The ‘trilogy’ of risks in older AF patients warrants specific attention when managing their medication regimens. Services such as Home Medicines Review (HMR)50 can help to assess the medication regimens of such patients, and have been shown to reduce the use of PIMs.51 Other services such as MedsCheck (medicines use review) and Diabetes MedsCheck (diabetes medication management) are structured pharmacy services, involving face-to-face consultations between the pharmacist and consumer.52 These services are designed to enhance the quality use of medicines through patient education, self-management and medication adherence strategies, and may help to reduce the medication misadventure experienced by patients.53 Some available risk assessment tools, such as CHA2DS2VASc14 and HAS-BLED15, can assist in quantifying the stroke or bleeding risk for an individual patient. However, medication management in AF patients requires a more careful balance of risks and benefits to ensure optimal therapy that not only minimises the stroke and bleeding risks, but also reduces the risk for medication misadventure from any cause.

Targeted decision support tools, which systematically assess a patient’s medical history, stroke and bleeding risk and which consider pertinent medication safety issues (e.g. polypharmacy, drug-drug interactions), may assist here42; these tools can support prescribing as well as facilitate the regular review of medication regimens. Regular medication review services using risk assessment tools may help reduce the risk and optimise medication use. However, there are still some gaps in implementing these tools and services in the medication management of AF patients. Designed for specific contexts (e.g., stroke, bleeding) or certain types of medication (e.g., antithrombotics), these tools (CHA2DS2VASc14, HAS-BLED15 and CARAT42) alone may not be completely useful in the comprehensive review and management of AF patients’ overall medication regimen (as opposed to just their antithrombotic therapy). Also, these tools and services have not yet been evaluated in large-scale studies involving older AF patients. Therefore, given that the use of pharmacotherapy in this specific context (older persons with AF) is complex, further research needs to more comprehensively investigate the risk factors and explore the impact of targeted interventions on managing the ‘trilogy’ of risks.

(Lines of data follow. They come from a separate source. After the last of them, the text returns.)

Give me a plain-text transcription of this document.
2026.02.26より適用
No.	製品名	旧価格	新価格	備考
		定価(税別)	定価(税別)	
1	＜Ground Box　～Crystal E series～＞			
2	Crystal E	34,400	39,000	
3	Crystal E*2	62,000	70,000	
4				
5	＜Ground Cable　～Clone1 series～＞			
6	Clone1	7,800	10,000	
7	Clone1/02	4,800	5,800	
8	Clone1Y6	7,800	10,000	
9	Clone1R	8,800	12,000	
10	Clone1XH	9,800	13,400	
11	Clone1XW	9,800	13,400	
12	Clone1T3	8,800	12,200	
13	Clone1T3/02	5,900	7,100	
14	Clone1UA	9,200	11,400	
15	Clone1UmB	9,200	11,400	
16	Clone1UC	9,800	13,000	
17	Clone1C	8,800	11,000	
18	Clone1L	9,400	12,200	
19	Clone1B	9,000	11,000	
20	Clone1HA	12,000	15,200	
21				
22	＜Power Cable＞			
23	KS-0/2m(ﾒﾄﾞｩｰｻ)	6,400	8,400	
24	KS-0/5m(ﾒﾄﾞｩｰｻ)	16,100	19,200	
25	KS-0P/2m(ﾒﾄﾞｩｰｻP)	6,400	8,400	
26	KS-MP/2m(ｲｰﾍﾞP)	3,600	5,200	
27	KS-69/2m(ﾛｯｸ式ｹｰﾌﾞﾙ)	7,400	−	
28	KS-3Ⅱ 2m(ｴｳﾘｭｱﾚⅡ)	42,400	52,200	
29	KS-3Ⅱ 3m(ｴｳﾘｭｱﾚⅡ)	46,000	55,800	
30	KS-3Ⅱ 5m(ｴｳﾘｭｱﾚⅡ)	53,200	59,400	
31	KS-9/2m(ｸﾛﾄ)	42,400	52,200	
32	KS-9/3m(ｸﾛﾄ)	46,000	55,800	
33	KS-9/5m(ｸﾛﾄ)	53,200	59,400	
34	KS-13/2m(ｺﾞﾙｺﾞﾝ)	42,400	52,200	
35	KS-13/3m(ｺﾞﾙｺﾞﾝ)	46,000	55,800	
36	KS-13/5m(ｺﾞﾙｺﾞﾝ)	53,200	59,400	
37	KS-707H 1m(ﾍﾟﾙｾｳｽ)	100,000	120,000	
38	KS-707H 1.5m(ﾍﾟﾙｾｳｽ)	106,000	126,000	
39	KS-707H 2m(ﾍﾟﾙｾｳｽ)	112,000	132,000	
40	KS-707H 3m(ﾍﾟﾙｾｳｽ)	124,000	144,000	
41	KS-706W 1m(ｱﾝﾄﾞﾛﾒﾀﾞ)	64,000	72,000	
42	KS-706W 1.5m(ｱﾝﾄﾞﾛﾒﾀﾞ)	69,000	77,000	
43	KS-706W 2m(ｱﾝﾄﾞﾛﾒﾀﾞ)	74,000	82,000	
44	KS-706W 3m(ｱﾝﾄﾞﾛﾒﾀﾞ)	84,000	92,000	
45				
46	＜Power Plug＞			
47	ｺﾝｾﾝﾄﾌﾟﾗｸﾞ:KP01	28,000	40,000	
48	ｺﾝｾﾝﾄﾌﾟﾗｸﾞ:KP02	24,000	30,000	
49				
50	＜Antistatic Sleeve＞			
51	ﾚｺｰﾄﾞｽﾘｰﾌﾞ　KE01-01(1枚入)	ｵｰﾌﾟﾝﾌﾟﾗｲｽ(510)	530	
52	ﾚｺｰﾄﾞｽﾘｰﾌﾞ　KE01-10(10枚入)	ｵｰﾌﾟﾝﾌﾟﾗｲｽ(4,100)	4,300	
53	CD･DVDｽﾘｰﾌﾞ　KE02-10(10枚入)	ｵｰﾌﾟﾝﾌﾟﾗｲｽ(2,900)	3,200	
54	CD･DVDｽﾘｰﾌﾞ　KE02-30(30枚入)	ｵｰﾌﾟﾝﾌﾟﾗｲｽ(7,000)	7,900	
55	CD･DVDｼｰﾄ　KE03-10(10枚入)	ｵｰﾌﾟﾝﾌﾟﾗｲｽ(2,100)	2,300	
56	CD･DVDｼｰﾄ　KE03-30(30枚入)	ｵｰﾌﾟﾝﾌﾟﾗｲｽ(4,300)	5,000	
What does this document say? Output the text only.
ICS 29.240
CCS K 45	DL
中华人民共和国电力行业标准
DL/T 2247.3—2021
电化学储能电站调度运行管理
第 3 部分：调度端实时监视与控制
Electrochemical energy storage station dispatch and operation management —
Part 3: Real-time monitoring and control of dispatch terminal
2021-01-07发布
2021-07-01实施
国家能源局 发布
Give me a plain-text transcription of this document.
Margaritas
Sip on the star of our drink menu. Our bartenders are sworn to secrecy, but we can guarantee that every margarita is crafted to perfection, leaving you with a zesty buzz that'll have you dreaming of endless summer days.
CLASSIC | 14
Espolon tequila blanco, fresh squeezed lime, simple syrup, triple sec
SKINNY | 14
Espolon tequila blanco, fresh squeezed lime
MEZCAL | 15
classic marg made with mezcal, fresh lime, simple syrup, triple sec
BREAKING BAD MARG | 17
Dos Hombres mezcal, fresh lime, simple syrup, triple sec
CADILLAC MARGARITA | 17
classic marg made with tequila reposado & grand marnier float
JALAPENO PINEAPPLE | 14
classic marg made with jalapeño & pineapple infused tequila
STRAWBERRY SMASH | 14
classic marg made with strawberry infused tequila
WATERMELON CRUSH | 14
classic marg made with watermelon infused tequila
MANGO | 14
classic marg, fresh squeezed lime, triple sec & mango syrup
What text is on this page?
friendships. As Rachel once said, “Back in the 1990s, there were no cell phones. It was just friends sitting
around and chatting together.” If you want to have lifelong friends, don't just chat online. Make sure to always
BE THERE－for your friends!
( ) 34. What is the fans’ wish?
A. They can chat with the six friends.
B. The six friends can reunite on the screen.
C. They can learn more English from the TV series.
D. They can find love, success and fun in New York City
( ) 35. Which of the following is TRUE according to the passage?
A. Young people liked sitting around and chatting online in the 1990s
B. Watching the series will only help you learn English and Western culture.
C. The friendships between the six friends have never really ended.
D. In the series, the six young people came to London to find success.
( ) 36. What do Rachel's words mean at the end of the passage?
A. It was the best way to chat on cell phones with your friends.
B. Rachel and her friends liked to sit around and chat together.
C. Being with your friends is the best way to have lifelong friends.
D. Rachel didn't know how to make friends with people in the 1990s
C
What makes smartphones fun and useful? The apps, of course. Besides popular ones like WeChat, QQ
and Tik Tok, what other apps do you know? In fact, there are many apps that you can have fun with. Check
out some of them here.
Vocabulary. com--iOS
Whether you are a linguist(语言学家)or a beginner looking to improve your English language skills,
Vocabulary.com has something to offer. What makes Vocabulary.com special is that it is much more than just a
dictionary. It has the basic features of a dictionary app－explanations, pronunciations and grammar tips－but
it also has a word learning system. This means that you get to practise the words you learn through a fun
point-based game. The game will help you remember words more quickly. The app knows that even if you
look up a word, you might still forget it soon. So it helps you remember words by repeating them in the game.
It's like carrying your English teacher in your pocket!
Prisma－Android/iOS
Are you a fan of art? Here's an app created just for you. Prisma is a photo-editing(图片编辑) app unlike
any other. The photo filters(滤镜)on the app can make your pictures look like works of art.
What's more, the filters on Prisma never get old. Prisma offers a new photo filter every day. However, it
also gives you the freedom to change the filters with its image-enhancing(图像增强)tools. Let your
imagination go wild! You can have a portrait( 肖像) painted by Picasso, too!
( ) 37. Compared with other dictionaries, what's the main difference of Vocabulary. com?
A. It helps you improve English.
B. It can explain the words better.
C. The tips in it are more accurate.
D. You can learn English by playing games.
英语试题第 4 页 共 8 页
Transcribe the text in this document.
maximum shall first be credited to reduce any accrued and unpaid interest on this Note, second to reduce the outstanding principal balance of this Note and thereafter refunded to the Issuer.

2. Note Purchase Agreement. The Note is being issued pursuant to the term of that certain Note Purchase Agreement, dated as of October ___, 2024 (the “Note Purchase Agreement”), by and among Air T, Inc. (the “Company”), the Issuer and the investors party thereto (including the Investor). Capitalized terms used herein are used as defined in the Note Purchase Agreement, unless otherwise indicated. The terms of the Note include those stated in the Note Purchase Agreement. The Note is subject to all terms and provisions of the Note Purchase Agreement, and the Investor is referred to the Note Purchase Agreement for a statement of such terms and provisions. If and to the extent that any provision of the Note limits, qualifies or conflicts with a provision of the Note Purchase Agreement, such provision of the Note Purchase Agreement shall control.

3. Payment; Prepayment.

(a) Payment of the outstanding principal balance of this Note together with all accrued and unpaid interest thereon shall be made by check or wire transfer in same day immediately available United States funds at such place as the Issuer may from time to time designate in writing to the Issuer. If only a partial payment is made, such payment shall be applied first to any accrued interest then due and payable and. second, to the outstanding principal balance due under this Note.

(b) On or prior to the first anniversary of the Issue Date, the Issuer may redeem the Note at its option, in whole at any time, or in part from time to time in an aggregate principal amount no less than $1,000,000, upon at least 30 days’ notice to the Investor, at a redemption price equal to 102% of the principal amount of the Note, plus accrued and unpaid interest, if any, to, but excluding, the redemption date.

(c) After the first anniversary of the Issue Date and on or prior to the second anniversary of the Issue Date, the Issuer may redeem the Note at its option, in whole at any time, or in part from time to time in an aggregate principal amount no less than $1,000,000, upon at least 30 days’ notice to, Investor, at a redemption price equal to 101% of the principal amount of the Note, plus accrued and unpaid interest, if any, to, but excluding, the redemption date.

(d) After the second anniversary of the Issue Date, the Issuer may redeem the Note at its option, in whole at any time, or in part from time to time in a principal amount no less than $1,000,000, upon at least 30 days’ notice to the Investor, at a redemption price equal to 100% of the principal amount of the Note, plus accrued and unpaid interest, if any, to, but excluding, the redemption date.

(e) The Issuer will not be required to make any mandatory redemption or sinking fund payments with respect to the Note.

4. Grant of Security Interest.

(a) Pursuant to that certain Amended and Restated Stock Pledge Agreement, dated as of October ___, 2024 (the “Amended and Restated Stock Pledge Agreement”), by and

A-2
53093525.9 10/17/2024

In considering the findings of this study, some limitations need to be acknowledged. The retrospective nature of the study, and the limited number of AF patients in the cohort reviewed, result in relatively wide confidence intervals, requiring that the findings to be interpreted with caution. The logistic regression analysis for the outcome “major-polypharmacy versus minor polypharmacy” has limited prediction value, which means that there may be other risk factors associated with major-polypharmacy which need to be explored in future studies. However, the selection of these patients is representative of older patients with AF encountered in the Australian general practice setting, providing an important insight into the specific challenges of using pharmacotherapy in this patient cohort. Furthermore, although there is uncertainty around the reliability of GPs’ medication records as the primary source of medication histories, the medication lists recorded in this study were verified by the GPs. Due to the cross-sectional design of this study, only explicit criteria were used to identify PIMs. Though many of the results of this study confirm the previous findings in the literature, this study is first to demonstrate the relationship between low-bleeding risk and polypharmacy.

CONCLUSIONS

Polypharmacy affects most older AF patients, comprising medications that are indicated for AF, yet regarded as PIMs. Patients with a lower risk of bleeding, obstructive pulmonary disease, upper gastrointestinal disease and poor physical function are significantly more likely to use multiple medications. This may lead to an increased risk of medication misadventure due to the concomitant use of polypharmacy and high-risk medications indicated for AF.